This work addresses the limitations of conventional structure-based drug design (SBDD) methods, which model atomic coordinates and chemical categories separately in Euclidean and probability spaces, failing to capture the intrinsic statistical manifold of molecular distributions. To overcome this, the authors propose a dynamic evolutionary exponential geodesic flow framework that represents molecules as composite exponential family distributions. Generation proceeds along exponential geodesics under the Fisher–Rao metric, augmented by a dynamic focusing target distribution and a progressive parameter refinement architecture that replaces static Dirac targets, thereby mitigating trajectory collapse. By integrating information geometry with generative modeling—a first in SBDD—the method achieves a 93.4% PoseBusters pass rate on CrossDocked, demonstrating superior geometric accuracy and interaction fidelity. It also outperforms existing approaches on MolGenBench, successfully generating bioactive candidates compliant with medicinal chemistry principles.

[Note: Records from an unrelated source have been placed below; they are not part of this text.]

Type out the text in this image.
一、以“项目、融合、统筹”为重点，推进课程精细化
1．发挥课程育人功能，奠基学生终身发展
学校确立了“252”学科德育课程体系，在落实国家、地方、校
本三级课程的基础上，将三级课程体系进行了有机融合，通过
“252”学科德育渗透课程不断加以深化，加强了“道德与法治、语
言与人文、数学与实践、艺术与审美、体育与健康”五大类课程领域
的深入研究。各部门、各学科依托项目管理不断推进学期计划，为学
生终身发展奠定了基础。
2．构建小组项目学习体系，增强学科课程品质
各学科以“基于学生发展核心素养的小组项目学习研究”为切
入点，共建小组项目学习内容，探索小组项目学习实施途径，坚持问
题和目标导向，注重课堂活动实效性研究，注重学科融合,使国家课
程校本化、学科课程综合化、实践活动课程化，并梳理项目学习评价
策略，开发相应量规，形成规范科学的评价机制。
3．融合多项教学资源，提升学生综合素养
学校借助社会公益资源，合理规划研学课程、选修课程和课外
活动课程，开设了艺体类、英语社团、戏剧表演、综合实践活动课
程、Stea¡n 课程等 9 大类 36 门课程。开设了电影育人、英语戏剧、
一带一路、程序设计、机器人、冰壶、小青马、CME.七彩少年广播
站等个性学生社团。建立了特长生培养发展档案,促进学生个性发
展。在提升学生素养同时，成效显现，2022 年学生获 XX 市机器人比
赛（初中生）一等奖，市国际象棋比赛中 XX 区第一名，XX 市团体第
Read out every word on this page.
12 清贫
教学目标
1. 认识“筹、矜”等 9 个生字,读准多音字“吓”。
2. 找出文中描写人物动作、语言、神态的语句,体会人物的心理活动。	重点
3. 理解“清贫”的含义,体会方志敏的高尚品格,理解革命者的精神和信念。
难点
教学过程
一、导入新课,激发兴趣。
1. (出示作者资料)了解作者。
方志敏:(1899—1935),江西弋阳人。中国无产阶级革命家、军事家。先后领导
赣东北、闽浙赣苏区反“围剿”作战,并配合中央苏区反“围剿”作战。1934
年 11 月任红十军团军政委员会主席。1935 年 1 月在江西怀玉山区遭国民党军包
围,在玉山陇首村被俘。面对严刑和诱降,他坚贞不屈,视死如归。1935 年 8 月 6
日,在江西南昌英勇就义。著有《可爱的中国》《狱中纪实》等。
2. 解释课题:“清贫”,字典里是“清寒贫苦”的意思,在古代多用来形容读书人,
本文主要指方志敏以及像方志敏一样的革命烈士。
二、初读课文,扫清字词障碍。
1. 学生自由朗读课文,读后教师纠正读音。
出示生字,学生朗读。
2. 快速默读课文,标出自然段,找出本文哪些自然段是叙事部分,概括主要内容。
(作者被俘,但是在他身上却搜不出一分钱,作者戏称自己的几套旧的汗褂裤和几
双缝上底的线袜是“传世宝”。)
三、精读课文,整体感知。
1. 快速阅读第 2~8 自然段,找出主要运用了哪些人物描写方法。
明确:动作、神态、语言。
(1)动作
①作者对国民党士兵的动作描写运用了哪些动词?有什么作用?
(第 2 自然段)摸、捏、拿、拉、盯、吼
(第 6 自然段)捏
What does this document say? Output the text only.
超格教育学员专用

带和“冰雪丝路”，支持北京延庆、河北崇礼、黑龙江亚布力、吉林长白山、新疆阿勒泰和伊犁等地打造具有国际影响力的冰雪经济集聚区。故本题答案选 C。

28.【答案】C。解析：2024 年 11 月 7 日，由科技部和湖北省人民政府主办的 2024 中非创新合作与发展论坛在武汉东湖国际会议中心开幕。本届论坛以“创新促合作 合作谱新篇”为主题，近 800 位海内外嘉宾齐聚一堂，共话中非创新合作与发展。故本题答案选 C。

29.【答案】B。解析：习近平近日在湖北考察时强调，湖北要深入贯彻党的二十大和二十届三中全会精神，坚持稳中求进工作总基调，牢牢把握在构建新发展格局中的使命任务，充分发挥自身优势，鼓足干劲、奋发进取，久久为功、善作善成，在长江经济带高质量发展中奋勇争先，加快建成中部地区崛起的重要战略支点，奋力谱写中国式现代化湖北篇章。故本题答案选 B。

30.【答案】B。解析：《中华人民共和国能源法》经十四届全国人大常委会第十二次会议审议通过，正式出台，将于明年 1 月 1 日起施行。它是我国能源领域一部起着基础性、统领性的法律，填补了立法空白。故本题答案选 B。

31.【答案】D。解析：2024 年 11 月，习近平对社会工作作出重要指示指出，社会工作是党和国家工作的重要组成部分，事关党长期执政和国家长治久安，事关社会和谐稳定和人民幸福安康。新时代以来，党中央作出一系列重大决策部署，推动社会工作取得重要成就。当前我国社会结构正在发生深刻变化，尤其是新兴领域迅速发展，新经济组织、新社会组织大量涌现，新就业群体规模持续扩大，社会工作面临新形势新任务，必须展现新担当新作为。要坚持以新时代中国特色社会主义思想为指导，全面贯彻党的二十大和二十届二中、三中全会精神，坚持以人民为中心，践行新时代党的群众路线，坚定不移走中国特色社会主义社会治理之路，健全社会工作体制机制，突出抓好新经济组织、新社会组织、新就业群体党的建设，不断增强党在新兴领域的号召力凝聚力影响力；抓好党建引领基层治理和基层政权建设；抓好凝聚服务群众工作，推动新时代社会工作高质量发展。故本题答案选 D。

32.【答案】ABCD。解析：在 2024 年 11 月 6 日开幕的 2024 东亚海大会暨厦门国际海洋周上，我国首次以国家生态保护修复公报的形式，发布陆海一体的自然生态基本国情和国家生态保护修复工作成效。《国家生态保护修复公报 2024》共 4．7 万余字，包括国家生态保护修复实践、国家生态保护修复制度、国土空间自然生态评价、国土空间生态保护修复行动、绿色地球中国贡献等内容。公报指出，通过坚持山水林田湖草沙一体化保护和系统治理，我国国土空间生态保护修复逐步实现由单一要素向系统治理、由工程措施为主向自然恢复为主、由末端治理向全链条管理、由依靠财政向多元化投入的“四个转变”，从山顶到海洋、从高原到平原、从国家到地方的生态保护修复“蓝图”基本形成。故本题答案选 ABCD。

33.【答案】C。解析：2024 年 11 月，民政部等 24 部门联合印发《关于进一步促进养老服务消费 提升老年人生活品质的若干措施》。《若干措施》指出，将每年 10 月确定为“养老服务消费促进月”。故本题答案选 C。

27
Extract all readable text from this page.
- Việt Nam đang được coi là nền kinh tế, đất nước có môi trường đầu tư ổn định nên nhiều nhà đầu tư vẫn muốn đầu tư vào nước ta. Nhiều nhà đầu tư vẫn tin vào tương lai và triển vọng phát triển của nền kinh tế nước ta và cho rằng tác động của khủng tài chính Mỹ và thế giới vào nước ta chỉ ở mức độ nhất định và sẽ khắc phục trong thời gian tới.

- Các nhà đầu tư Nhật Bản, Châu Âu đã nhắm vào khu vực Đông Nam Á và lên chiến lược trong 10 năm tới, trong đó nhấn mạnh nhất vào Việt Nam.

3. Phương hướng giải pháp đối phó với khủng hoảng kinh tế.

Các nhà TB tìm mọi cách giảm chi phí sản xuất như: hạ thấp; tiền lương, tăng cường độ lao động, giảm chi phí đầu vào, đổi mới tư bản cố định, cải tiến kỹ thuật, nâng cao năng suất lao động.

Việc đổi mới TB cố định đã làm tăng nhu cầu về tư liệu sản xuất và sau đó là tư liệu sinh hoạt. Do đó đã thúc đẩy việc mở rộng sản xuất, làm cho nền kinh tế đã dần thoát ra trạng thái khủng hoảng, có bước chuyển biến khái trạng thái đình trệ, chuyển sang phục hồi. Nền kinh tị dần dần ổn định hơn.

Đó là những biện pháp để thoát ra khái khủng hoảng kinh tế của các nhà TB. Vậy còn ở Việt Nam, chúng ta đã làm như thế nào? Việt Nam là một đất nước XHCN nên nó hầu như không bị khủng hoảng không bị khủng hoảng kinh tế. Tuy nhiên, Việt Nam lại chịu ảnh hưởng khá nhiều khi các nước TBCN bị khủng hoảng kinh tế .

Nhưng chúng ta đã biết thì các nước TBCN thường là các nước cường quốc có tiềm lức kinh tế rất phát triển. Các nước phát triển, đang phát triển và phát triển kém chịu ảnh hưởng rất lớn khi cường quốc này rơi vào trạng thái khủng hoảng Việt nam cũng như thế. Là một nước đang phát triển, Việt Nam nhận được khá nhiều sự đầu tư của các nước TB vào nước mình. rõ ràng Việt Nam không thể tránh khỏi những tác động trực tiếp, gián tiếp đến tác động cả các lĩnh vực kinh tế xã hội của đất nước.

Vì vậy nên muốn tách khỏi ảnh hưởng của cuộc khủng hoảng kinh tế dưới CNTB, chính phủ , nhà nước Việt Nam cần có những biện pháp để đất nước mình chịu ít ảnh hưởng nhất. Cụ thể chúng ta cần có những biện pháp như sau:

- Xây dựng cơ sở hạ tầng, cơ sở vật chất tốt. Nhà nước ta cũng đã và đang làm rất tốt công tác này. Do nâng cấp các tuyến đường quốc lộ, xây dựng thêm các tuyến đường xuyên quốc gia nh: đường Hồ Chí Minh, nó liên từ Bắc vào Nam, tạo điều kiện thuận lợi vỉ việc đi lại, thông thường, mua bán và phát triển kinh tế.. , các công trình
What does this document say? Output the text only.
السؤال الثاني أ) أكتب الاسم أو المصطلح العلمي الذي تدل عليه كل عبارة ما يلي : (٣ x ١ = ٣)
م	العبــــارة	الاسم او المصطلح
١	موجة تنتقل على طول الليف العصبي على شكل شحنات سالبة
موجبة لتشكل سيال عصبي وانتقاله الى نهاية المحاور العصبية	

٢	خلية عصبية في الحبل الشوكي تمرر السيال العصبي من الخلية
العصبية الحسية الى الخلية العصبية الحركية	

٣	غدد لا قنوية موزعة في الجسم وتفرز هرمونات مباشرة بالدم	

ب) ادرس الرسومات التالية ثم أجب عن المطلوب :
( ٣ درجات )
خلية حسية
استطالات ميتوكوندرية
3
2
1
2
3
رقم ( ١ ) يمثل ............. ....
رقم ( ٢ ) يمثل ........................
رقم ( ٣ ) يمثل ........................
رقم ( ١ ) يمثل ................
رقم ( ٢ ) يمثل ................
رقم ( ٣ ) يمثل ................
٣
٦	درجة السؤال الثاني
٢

Structure-Based Drug Design (SBDD) aims to discover bioactive ligands. Conventional approaches construct probability paths separately in Euclidean and probabilistic spaces for continuous atomic coordinates and discrete chemical categories, leading to a mismatch with the underlying statistical manifolds. We address this issue from an information-geometric perspective by modeling molecules as composite exponential-family distributions and defining generative flows along exponential geodesics under the Fisher-Rao metric. To avoid the instantaneous trajectory collapse induced by geodesics directly targeting Dirac distributions, we propose Evolving Exponential Geodesic Flow for SBDD (EvoEGF-Mol), which replaces static Dirac targets with dynamically concentrating distributions, ensuring stable training via a progressive-parameter-refinement architecture. Our model approaches a reference-level PoseBusters passing rate (93.4%) on CrossDock, demonstrating remarkable geometric precision and interaction fidelity, while outperforming baselines on real-world MolGenBench tasks by recovering bioactive scaffolds and generating candidates that meet established MedChem filters.